Maybe you could expand a little on your diagnosis; which bit of reasoning is not permissible? I don’t think I would blame the contradiction on the possibility of backwards supertasks. They’re not even essential: you could imagine instead a being who had been tossing and guessing coins at a constant rate for eternity. This doesn’t require a supertask, only that time has no beginning.

(By the way, I have a more worked out version of these thoughts here if you’re interested:

)

• If I were to expand on my diagnosis, it would have to do with the non-well-foundedness of the set, and the impredicativity of the induction (reasoning at any given time 1/n about tasks already accomplished – any particular order of the reasoning will demand that you consider things as having already happened that you haven’t already considered).

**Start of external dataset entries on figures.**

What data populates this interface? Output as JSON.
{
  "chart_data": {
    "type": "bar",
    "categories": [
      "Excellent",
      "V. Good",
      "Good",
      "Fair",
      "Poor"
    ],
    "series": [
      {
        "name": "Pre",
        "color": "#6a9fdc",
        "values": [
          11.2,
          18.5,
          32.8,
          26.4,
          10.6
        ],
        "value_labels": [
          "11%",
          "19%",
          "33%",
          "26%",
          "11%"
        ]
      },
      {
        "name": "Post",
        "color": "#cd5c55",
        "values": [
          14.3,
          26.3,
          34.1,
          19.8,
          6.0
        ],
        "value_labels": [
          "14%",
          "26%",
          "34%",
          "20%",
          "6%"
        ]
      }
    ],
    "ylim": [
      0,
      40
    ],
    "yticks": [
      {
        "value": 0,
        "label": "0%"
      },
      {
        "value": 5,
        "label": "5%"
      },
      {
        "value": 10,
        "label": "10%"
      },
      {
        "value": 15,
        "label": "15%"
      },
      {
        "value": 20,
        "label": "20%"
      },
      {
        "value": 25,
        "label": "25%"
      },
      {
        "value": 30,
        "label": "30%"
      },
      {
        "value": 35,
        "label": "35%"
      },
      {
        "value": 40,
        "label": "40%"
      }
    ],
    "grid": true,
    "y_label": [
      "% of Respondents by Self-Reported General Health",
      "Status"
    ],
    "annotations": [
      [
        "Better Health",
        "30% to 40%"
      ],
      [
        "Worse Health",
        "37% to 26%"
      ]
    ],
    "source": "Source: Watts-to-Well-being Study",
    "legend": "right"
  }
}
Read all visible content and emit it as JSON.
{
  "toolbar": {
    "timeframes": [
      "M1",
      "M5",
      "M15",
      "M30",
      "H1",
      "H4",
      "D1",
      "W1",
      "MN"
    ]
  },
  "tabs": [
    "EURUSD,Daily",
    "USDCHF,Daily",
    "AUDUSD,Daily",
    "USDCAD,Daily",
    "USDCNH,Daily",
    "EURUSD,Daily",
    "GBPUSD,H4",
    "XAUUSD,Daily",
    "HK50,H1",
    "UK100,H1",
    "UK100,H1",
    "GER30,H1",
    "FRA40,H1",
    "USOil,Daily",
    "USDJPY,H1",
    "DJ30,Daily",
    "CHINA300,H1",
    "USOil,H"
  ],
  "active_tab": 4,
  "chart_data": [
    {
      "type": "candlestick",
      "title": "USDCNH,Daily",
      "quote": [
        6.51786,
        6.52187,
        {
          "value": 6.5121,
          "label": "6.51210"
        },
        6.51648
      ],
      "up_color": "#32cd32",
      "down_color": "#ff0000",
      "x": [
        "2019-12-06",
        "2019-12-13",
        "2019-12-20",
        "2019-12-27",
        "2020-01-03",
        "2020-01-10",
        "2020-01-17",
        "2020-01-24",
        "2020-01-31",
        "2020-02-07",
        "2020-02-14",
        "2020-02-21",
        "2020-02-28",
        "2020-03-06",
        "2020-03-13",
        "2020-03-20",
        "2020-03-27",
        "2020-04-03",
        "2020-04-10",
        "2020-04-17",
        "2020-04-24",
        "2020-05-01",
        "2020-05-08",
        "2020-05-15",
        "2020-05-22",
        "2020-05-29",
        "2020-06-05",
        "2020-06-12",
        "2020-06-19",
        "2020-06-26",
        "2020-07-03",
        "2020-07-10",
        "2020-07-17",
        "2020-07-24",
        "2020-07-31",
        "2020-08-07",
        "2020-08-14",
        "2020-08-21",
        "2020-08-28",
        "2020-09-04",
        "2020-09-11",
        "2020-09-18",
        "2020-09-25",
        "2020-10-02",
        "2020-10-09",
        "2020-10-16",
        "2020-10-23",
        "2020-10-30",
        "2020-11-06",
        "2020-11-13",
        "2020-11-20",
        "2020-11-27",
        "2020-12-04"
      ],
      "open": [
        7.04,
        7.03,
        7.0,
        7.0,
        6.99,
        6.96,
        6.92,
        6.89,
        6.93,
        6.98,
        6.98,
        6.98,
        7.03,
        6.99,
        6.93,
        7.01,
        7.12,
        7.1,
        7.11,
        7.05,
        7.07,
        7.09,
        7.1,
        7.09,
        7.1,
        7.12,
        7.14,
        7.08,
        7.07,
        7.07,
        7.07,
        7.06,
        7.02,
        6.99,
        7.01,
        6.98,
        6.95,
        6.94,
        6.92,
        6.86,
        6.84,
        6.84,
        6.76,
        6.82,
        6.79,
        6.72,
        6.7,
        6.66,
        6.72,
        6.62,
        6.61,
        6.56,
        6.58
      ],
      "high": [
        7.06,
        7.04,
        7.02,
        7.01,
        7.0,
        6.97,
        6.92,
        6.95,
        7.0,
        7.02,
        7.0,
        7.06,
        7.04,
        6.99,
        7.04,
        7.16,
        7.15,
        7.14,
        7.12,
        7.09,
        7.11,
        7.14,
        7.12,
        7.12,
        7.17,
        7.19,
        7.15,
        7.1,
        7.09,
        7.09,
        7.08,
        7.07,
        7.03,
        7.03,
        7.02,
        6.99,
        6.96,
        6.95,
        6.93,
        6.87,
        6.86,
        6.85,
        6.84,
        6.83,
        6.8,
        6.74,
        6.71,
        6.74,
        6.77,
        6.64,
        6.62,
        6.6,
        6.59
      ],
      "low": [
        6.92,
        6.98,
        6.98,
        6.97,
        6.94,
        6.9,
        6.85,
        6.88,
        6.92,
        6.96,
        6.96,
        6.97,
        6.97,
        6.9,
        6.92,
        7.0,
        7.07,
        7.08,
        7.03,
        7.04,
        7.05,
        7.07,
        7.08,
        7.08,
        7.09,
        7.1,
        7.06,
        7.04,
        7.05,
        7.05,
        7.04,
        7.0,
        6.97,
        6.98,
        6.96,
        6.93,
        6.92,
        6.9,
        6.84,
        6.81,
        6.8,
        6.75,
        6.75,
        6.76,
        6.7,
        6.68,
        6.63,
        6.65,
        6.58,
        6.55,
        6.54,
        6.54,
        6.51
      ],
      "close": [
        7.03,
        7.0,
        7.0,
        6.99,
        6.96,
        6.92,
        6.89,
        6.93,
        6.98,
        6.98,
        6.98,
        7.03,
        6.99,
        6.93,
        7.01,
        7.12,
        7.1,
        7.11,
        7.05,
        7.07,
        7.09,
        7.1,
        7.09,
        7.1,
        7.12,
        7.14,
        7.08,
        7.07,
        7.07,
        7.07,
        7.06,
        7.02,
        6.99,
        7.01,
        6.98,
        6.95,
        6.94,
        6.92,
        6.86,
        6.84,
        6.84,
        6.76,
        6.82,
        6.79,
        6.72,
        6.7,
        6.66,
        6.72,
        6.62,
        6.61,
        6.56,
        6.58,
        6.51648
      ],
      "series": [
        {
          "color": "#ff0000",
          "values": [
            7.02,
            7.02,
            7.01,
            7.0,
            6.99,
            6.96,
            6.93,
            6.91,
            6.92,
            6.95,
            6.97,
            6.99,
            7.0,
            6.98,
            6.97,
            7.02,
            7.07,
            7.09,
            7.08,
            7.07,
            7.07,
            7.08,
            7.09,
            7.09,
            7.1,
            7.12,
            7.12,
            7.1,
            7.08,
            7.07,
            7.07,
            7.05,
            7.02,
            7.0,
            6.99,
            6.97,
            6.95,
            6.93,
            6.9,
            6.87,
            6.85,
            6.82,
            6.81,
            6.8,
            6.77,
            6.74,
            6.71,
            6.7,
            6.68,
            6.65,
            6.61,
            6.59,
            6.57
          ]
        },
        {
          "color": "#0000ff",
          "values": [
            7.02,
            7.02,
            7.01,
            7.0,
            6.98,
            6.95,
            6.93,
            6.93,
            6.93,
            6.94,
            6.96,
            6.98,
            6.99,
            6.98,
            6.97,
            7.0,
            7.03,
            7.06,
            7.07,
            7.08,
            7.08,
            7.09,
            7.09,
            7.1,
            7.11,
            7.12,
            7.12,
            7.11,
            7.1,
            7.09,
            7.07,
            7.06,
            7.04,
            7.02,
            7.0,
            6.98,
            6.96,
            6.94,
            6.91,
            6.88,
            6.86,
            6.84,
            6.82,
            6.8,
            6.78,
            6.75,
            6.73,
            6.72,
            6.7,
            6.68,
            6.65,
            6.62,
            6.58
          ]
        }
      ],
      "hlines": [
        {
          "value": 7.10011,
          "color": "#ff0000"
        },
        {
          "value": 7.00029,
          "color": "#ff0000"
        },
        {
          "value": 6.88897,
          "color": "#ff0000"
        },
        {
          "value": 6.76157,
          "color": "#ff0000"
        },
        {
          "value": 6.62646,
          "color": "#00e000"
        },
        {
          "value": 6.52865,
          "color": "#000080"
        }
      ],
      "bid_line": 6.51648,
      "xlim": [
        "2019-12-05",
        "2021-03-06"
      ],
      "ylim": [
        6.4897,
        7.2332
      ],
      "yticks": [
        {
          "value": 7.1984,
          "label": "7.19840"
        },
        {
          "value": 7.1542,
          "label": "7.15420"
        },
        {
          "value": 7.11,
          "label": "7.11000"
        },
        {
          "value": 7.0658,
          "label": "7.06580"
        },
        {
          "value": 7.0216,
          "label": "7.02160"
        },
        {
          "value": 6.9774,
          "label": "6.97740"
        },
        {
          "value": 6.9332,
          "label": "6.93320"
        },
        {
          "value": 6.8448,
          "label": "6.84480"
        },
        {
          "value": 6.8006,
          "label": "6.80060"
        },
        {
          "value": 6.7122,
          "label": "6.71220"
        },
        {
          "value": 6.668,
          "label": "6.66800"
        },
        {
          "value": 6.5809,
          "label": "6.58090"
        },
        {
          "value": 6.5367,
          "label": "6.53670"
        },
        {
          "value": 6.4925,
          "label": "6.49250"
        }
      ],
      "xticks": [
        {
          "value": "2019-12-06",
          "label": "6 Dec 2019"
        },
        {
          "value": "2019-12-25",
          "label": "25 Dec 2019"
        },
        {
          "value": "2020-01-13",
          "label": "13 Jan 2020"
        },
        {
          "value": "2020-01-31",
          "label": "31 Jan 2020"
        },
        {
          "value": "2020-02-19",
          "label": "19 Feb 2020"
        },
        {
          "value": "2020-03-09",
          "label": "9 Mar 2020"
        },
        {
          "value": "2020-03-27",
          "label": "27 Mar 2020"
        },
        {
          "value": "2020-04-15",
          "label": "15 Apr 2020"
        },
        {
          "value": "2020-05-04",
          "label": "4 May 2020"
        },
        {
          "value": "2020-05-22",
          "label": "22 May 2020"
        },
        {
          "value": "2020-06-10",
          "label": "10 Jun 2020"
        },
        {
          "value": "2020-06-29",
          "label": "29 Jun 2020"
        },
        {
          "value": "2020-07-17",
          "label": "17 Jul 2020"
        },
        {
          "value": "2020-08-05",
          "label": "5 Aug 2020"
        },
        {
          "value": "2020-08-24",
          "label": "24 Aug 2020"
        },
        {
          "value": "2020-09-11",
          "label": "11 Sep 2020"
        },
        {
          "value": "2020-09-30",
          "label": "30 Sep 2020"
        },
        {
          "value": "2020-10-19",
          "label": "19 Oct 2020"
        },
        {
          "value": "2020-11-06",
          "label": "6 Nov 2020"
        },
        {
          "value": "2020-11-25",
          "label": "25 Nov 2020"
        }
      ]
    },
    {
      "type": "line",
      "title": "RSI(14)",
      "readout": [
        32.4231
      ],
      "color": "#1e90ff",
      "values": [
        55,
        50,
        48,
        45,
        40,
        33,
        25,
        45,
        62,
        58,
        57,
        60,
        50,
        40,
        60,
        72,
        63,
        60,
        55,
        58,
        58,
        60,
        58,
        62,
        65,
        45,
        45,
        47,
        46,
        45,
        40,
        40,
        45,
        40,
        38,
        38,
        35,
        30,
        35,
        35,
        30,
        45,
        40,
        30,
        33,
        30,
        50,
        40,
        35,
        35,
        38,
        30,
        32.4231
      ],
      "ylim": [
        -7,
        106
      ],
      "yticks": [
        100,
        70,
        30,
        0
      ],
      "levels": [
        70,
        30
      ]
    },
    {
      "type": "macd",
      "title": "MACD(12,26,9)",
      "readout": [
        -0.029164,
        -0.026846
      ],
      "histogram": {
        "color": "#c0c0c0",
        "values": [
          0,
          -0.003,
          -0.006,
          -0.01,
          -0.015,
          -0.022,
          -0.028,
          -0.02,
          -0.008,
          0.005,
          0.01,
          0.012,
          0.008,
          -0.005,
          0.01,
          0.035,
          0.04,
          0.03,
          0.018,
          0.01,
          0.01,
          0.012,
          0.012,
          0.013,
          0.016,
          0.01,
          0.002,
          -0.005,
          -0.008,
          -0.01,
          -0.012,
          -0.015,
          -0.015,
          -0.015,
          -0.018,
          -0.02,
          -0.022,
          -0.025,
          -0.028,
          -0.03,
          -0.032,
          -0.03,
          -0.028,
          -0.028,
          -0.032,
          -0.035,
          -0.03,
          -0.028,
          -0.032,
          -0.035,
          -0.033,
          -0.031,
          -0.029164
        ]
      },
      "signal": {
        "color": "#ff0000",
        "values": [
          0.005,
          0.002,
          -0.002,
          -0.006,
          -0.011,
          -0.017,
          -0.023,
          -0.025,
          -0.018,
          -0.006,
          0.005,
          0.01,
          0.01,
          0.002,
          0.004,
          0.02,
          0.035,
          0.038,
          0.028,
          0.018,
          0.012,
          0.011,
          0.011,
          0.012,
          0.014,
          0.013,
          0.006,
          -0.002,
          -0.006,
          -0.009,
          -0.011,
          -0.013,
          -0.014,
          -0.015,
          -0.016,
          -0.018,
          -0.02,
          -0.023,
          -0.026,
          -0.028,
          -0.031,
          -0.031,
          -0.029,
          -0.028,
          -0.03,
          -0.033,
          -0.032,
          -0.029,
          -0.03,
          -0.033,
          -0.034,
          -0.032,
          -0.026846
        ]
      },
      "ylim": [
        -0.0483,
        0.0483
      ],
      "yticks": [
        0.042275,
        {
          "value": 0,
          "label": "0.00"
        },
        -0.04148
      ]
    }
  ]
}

I’d sooner say that the “backward supertask” as a global whole is impossible, than that I magically can’t follow a locally well-specified strategy. In any case, if you want to propose that backward supertasks are a legitimate subject of mathematical discussion, it’s up to you to provide axioms of reasoning about them which will not lead us into contradictions. Claiming that some particular strategy can’t be performed (without giving us general rules) is like Frege saying, “Well, there’s nothing wrong my set theory – it’s just that, if you try to form the set of all sets that don’t contain themselves, you’ll find for some reason that you can’t actually check whether that set contains itself.”

16. “In any case, if you want to propose that backward supertasks are a legitimate subject of mathematical discussion, it’s up to you to provide axioms of reasoning about them which will not lead us into contradictions.”

I’m not quite sure what you want me to do here. Mathematically there is nothing exceptional about non-well-founded sequences. We don’t need special axioms, we could model the whole set up above using standard mathematics: for example, the naturals under the ordering > form a non-well-founded sequence. We could model the players choices as a functions from naturals to {0, 1}: for each sequence of choices the player could have made there will be a corresponding function and vice versa. Your claim that one could follow a “locally well-specified strategy” (say, the simple strategy I described in my last message) amounts to the claim that there is a function on the naturals to {0,1} such that f(n)=1 if f(m)=0 for all m>n and f(n)=0 otherwise. There is no such function on pain of contradiction. It would be bizarre to conclude that somehow the non-well-foundedness of the natural numbers under > is responsible for this.

17. Hi Andrew,

Probably a silly worry but you say: “the representative sequence and the sequence that represents how Bob actually played, must be in the same equivalence class”. But given that for any round it will be finitely many rounds from the end, the representative sequence may differ from Bob’s actual sequence in what it ascribes for that round and yet be in the same equivalence class (as it may agree for all previous rounds). Any help or info would be great.

Thanks
Sam

18. Sam,

This is right: you can’t guarantee any particular guess will be right, but you’ll guarantee that out of the entire sequence you’ll get all but finitely many right.

19. For a plain mathematical formulation of this “paradox” see Problem 5348, American Mathematical Monthly 72 (1965), p. 1136.
(WARNING: The *first* solution of Problem 5348 published in the Monthly was incorrect; the second solution they published was correct, as was the proposer’s.) This result has been applied toward the construction of counterexamples in algebra: see Karel Prikry et al., “Infinitary Jonsson algebras and partition relations, Algebra Universalis 6 (1976), 367-376,, and George M. Bergman et al., Transversals of families in complete lattices, and torsion in product modules, Order 3 (1987), 391-403.

20. This article claims to provide a strategy to guess an infinite number of tosses right and just a finite number of tosses wrong. As the strategy depends on information about past tosses at some time past 12:00, the number of tosses left is finite. And I don’t see how you could claim to have guessed backward an infinite number of tosses right, as your ,guess’ only consists of the finite number of tosses that it differs with the known realized sequence of tosses.